This damned inventory count took two entire business weeks—would you believe it? Two whole weeks. I think I am totally surrounded by incompetent fools. I have a good mind to fire them all and start over from scratch.

After extracting myself from this den of stupidity I have to claw my way through this insane LA freeway traffic, after stopping at my favorite bar for a quick one to drown out the day of course. Then I exit into my suburban neighborhood.

Oh no! I forgot! It is Halloween night and I will have to stop every two minutes to let the little entitlement-seeking munchkins in their inane and counter-creative costumes cross the streets in front of me.

“Knock, knock”—-

What’s this? Three of the little brats have the colossal nerve to knock on my car door?

Oh well, getting close to my neighborhood. Maybe they belong to some of my Palmsdale neighbors. Perhaps if I am nice to the little buggers their daddies will throw some business my way.

After all, every financial enterprise needs office supplies, and I might deceive them into taking “a deal” with a couple of fat contracts. I’ll do my best to hide the fact that my discounts really line my pockets, while I build in extra charges to make the bottom lines much higher than those of my competition.

Here goes—

“Hey kids. Tired of walking house to house? If you come with me I’ll supply you with all the goodies you want and you can stop Trick-or-Treating for the rest of the evening. Don’t I know you from Stoneheart Court?”

The urchins get into my car and slam the doors—figures, they’re from new money—no class.

Wait just a minute. These are very weird costumes, even in this wacky age.

Why would any child among the “me-first generation” want to dress up like three charity seekers—Martin Luther King, Jr., Mohatma Gandhi and Mother Teresa?

“Thank you so much.
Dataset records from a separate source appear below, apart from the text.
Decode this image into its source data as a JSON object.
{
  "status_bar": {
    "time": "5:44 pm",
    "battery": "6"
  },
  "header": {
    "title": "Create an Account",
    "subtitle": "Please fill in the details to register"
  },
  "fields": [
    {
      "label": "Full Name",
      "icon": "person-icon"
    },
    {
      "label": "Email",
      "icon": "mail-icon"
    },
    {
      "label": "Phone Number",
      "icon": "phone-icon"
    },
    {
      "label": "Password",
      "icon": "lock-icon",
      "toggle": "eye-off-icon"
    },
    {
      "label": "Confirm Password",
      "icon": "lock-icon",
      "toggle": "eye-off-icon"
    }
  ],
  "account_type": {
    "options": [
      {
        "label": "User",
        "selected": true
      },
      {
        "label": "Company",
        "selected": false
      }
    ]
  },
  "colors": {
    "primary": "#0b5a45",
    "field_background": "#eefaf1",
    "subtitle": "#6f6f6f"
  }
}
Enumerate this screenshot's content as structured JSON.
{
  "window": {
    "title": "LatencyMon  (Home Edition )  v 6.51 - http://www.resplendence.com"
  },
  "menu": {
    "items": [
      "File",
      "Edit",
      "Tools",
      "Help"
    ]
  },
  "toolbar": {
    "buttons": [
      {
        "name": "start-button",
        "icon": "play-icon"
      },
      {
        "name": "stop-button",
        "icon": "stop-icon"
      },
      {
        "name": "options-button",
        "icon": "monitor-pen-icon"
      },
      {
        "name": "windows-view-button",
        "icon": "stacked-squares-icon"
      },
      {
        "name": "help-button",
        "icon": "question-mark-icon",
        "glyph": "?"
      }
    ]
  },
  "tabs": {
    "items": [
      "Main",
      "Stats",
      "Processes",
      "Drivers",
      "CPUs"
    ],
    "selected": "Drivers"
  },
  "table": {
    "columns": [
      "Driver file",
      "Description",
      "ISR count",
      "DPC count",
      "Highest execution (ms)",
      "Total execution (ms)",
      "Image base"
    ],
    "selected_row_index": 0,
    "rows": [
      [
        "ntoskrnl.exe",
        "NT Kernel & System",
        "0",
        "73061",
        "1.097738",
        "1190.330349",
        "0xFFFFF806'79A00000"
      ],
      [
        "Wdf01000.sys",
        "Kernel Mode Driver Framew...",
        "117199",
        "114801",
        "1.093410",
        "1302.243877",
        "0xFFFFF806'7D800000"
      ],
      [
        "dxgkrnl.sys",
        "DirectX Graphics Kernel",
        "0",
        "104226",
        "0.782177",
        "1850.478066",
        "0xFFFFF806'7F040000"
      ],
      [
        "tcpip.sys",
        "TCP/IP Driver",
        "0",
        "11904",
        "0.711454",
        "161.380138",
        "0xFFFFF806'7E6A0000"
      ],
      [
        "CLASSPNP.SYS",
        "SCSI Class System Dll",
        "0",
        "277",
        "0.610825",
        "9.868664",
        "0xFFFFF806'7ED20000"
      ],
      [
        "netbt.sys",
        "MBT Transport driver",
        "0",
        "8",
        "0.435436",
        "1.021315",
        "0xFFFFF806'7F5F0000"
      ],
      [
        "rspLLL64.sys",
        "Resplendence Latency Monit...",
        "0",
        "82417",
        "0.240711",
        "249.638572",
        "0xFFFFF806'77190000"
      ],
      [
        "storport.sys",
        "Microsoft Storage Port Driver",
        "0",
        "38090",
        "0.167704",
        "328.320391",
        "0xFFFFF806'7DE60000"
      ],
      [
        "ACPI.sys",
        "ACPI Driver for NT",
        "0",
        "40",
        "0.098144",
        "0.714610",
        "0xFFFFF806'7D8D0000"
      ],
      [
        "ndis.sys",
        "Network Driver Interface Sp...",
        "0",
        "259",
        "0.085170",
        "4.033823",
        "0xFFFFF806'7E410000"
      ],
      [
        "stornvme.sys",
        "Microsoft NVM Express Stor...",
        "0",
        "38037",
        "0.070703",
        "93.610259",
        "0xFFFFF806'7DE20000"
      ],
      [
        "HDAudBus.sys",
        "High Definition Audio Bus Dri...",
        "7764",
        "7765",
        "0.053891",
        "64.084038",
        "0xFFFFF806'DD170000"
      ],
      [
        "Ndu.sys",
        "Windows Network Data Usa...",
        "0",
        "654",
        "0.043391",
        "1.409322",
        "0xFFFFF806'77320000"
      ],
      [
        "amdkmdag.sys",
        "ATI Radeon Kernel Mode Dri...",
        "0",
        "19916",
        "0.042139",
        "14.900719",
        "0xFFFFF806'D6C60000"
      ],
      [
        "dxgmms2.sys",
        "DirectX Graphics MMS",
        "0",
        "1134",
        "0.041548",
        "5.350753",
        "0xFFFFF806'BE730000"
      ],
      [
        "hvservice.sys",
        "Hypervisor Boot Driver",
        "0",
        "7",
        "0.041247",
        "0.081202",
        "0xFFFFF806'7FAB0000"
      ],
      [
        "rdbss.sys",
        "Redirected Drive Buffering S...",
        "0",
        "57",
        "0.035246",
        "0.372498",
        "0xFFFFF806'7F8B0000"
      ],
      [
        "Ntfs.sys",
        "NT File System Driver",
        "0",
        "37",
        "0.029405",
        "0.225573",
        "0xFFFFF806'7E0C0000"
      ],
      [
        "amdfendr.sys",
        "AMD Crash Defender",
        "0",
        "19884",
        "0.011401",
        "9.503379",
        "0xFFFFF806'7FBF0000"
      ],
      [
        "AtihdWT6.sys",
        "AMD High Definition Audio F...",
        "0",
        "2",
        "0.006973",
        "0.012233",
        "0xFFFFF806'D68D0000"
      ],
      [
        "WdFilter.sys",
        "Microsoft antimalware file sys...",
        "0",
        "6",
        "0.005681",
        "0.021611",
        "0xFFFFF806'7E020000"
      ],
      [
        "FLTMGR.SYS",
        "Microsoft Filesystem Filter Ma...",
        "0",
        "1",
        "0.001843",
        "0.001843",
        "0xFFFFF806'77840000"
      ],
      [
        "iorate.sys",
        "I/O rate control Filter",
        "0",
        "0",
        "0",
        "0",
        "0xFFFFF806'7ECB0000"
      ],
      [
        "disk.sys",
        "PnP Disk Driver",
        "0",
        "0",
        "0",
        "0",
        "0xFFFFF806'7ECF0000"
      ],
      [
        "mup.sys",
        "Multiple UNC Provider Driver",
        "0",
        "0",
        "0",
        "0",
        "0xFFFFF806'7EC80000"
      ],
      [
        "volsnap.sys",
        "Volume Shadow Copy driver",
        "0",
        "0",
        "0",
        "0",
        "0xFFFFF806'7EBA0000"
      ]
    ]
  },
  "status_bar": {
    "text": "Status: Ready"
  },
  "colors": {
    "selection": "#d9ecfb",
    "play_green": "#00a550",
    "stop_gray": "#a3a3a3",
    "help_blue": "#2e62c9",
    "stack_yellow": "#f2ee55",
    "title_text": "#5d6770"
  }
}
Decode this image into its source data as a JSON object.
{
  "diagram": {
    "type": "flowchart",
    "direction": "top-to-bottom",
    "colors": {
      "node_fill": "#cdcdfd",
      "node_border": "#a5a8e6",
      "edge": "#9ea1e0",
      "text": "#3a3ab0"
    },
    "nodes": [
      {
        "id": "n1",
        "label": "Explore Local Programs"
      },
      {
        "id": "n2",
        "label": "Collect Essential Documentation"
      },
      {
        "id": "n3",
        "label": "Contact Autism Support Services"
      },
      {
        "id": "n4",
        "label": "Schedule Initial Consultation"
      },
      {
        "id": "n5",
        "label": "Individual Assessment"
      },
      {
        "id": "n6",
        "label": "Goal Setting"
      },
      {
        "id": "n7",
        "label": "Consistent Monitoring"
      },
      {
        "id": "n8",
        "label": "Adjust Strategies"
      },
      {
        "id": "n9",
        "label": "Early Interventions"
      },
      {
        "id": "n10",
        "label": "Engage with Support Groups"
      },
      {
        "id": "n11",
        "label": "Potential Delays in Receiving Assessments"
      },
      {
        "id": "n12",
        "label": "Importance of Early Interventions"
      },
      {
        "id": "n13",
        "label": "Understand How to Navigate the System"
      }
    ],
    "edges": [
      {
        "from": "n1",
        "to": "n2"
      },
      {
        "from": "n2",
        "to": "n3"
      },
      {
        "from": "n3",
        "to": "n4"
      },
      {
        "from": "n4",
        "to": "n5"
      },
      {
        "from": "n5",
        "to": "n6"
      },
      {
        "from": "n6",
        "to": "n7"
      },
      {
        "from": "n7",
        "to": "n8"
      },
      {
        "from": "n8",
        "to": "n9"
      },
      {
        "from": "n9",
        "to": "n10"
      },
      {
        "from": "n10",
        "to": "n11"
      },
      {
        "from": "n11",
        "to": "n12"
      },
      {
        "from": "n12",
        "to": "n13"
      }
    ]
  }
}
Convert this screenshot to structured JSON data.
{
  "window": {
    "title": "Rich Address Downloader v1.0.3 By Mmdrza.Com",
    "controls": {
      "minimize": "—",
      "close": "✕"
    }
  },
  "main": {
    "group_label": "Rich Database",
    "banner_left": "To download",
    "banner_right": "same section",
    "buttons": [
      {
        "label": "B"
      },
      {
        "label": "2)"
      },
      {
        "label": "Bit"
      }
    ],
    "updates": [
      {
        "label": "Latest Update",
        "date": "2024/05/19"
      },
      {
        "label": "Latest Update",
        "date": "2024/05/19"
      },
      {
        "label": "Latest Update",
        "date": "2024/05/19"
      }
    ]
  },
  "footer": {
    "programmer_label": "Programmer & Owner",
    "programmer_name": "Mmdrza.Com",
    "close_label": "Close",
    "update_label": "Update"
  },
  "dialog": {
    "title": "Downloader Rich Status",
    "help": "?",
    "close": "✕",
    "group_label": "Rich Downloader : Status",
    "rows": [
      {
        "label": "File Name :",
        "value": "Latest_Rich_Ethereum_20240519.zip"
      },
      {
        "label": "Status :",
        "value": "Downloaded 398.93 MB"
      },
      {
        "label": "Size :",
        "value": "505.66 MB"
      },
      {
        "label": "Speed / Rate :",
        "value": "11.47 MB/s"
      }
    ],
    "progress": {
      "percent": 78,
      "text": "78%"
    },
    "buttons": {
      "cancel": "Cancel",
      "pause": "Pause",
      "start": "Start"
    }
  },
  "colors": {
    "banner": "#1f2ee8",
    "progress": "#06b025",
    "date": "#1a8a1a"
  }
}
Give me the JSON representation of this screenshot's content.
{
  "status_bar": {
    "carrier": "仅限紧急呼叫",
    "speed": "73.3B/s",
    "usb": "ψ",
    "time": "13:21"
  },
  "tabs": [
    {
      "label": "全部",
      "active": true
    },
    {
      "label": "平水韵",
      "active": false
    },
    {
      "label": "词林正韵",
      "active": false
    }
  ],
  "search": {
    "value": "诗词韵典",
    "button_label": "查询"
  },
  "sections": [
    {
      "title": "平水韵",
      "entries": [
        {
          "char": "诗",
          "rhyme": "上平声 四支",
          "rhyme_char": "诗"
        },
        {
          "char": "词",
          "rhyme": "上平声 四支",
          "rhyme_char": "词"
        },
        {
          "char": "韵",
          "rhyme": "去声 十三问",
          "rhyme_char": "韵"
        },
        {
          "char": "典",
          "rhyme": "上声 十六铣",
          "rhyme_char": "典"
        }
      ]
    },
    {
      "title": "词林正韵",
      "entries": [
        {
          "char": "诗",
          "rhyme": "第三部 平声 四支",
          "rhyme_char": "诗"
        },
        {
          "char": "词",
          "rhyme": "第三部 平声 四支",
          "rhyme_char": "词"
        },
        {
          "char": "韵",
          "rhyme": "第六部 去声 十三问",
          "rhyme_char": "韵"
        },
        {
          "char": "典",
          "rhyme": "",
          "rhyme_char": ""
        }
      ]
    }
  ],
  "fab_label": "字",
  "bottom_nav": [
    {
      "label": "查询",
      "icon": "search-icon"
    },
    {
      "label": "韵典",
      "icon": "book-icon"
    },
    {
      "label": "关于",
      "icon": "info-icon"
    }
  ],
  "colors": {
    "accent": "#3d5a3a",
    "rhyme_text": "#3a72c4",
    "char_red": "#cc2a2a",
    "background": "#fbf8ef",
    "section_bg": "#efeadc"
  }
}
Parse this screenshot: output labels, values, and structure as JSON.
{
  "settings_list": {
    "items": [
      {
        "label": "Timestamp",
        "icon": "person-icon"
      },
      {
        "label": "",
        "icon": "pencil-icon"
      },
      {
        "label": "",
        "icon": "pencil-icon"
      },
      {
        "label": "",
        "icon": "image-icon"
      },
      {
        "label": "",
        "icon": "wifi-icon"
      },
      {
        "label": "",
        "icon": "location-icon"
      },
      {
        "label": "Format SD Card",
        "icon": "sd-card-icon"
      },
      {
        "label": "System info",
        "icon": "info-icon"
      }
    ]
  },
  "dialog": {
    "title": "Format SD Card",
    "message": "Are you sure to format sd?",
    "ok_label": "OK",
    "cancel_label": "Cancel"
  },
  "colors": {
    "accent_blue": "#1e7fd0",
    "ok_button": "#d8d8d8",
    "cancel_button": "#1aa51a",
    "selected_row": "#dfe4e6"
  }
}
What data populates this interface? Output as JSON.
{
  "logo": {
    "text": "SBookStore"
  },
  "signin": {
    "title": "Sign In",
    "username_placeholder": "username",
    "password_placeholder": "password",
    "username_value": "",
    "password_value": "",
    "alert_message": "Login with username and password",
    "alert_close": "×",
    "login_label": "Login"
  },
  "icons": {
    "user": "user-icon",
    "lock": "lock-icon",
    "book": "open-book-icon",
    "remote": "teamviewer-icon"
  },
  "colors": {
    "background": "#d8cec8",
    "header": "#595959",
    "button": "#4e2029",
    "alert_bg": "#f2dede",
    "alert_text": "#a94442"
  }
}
You show us the kindness expected from someone who realizes we all exist on this earth as members of the Brotherhood of Man,” the MLK-lookalike gushes as they clumsily plant their behinds on the Corinthian leather of my newly-purchased Lexus.

“You will store up many credits in the next life for the small token of kindness you bestow on humble servants in this life,” said the Gandhi lookalike.

“The Lord will shower blessings upon you, and you will treasure them way more than the material rewards with which He thus far has caused to rein down upon you,” Mother Teresa’s double said.

“You really play your roles well,” I said. “You must have collected a lot of Halloween goodies if you gave performances like that for the local homeowners.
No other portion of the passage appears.